Between these walls and monuments spread the sandy floor of desert, always gray-spotted with sage, always gray-green with patches of grass and weed, purple in the distance.
That spring the lambs had come early–too early, considering the frosty breath of the dawns. A few lambs had succumbed to the cold. Many a pink-and- white little lamb had been tenderly folded in Nophaie’s blanket, and warmed, and cared for until the heat of the sun made safe its return to its mother. The lambs and kids were all several days old now, fleecy and woolly, grown sturdy enough to gambol in the sage. A few were solid black, and many were all white, and some had beautiful markings, spots of black on white, and four black feet, and two black ears. One was pure white with a black face; another was all black except for a white tail. The dead stillness of the desert dawn was often pierced by the sweet, high-pitched bleat of these lambs and kids. Nophaie wandered on with them, finding a stone seat from time to time, always watching, listening, feeling. He loved the flock, but did not know that. His task was lonely, but he did not realize it.
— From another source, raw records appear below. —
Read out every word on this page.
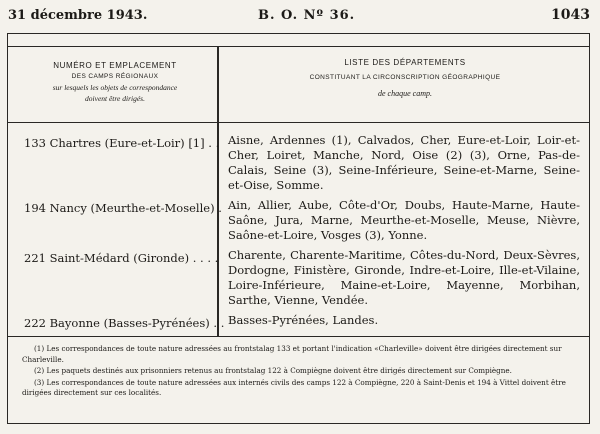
31 décembre 1943.	B. O. Nº 36.	1043
NUMÉRO ET EMPLACEMENT
DES CAMPS RÉGIONAUX
sur lesquels les objets de correspondance
doivent être dirigés.
LISTE DES DÉPARTEMENTS
CONSTITUANT LA CIRCONSCRIPTION GÉOGRAPHIQUE
de chaque camp.
133 Chartres (Eure-et-Loir) [1] . . Aisne, Ardennes (1), Calvados, Cher, Eure-et-Loir, Loir-et-Cher, Loiret, Manche, Nord, Oise (2) (3), Orne, Pas-de-Calais, Seine (3), Seine-Inférieure, Seine-et-Marne, Seine-et-Oise, Somme.
194 Nancy (Meurthe-et-Moselle) . Ain, Allier, Aube, Côte-d'Or, Doubs, Haute-Marne, Haute-Saône, Jura, Marne, Meurthe-et-Moselle, Meuse, Nièvre, Saône-et-Loire, Vosges (3), Yonne.
221 Saint-Médard (Gironde) . . . . Charente, Charente-Maritime, Côtes-du-Nord, Deux-Sèvres, Dordogne, Finistère, Gironde, Indre-et-Loire, Ille-et-Vilaine, Loire-Inférieure, Maine-et-Loire, Mayenne, Morbihan, Sarthe, Vienne, Vendée.
222 Bayonne (Basses-Pyrénées) . . Basses-Pyrénées, Landes.

(1) Les correspondances de toute nature adressées au frontstalag 133 et portant l'indication «Charleville» doivent être dirigées directement sur Charleville.

(2) Les paquets destinés aux prisonniers retenus au frontstalag 122 à Compiègne doivent être dirigés directement sur Compiègne.

(3) Les correspondances de toute nature adressées aux internés civils des camps 122 à Compiègne, 220 à Saint-Denis et 194 à Vittel doivent être dirigées directement sur ces localités.
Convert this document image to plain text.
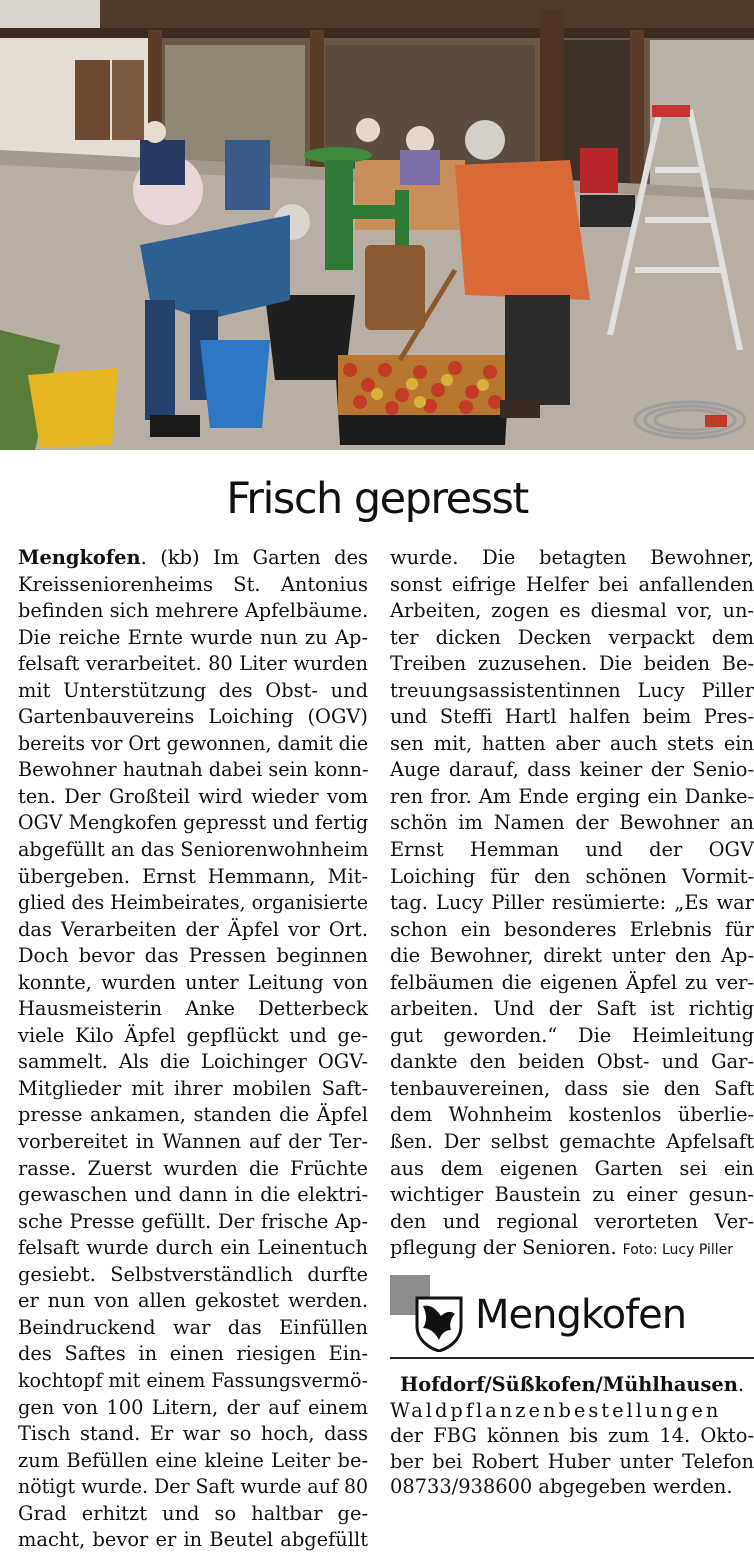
Frisch gepresst
Mengkofen. (kb) Im Garten des
Kreisseniorenheims St. Antonius
befinden sich mehrere Apfelbäume.
Die reiche Ernte wurde nun zu Ap-
felsaft verarbeitet. 80 Liter wurden
mit Unterstützung des Obst- und
Gartenbauvereins Loiching (OGV)
bereits vor Ort gewonnen, damit die
Bewohner hautnah dabei sein konn-
ten. Der Großteil wird wieder vom
OGV Mengkofen gepresst und fertig
abgefüllt an das Seniorenwohnheim
übergeben. Ernst Hemmann, Mit-
glied des Heimbeirates, organisierte
das Verarbeiten der Äpfel vor Ort.
Doch bevor das Pressen beginnen
konnte, wurden unter Leitung von
Hausmeisterin Anke Detterbeck
viele Kilo Äpfel gepflückt und ge-
sammelt. Als die Loichinger OGV-
Mitglieder mit ihrer mobilen Saft-
presse ankamen, standen die Äpfel
vorbereitet in Wannen auf der Ter-
rasse. Zuerst wurden die Früchte
gewaschen und dann in die elektri-
sche Presse gefüllt. Der frische Ap-
felsaft wurde durch ein Leinentuch
gesiebt. Selbstverständlich durfte
er nun von allen gekostet werden.
Beindruckend war das Einfüllen
des Saftes in einen riesigen Ein-
kochtopf mit einem Fassungsvermö-
gen von 100 Litern, der auf einem
Tisch stand. Er war so hoch, dass
zum Befüllen eine kleine Leiter be-
nötigt wurde. Der Saft wurde auf 80
Grad erhitzt und so haltbar ge-
macht, bevor er in Beutel abgefüllt
wurde. Die betagten Bewohner,
sonst eifrige Helfer bei anfallenden
Arbeiten, zogen es diesmal vor, un-
ter dicken Decken verpackt dem
Treiben zuzusehen. Die beiden Be-
treuungsassistentinnen Lucy Piller
und Steffi Hartl halfen beim Pres-
sen mit, hatten aber auch stets ein
Auge darauf, dass keiner der Senio-
ren fror. Am Ende erging ein Danke-
schön im Namen der Bewohner an
Ernst Hemman und der OGV
Loiching für den schönen Vormit-
tag. Lucy Piller resümierte: „Es war
schon ein besonderes Erlebnis für
die Bewohner, direkt unter den Ap-
felbäumen die eigenen Äpfel zu ver-
arbeiten. Und der Saft ist richtig
gut geworden.“ Die Heimleitung
dankte den beiden Obst- und Gar-
tenbauvereinen, dass sie den Saft
dem Wohnheim kostenlos überlie-
ßen. Der selbst gemachte Apfelsaft
aus dem eigenen Garten sei ein
wichtiger Baustein zu einer gesun-
den und regional verorteten Ver-
pflegung der Senioren. Foto: Lucy Piller
Mengkofen
Hofdorf/Süßkofen/Mühlhausen.
Waldpflanzenbestellungen
der FBG können bis zum 14. Okto-
ber bei Robert Huber unter Telefon
08733/938600 abgegeben werden.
The flock leisurely traveled on, a white-dotted moving mass against the background of gray, tearing at the sage, nipping the weeds. Taddy and Tinny trotted to and fro and around, important and morose, Indian dogs that knew their work, and they seldom had to bark a warning. Nophaie leisurely plodded along behind, intent and absorbed. An eagle pitched from his lofty perch on one of the red towers, and shot like a thunderbolt down and over the flock, until he saw the Indian boy on guard, and then he swooped up and up, wide-winged and free, to soar away across the skies, a dark bowed shape against the blue. A coyote wailed his desolate note of hunger. From the cliff a canyon swift trilled his strange, sweet, wild song.
The sun rose higher. The golden belt of sunlight along the tops of walls and mesas and monuments widened downward, encroaching upon the shadow and shade. Dawn with its icy edge paled and melted before the warming day. And the desert changed again. Shadow and color and freshness seemed swallowed by an intense and all-absorbing light.
Nophaie was no different from other Indian lads, except that the dominant traits of his tribe and his race seemed to be intensified in him. His was the heritage of a chieftain. His mother had died at his birth, whispering strange and mystic prophecies. The old medicine men, the sages of the tribe, had gathered round him during the one illness of his infancy, and had spread their sand-paintings on a flat rock, and had marveled at his quick recovery, predicting for him unknown and great feats. He was named Nophaie, the Warrior.
Through song and story and dance the traditions of his tribe were forever impressed upon his sensitive mind. The valor of Indian braves in war was a memory of the past, but the spirit lived. The boy was taught to understand the nature of a warrior, and to revere his father and the long line of chiefs from which he had descended. Before Nophaie could walk he had begun to learn the secrets of the life of the open. Birds, lizards, snakes, horned toads, scorpions, pack-rats and kangaroo-rats, prairie-dogs and rabbits–these and all the little wild creatures of the desert were brought to him to tame, to play with, to study and learn to love. Thus the brilliant and intense color of desert life were early stamped upon his brain. The love of natural beauty, born in him, had early opportunity for evolution. The habits and ways of all desert creatures became a part of his childhood training.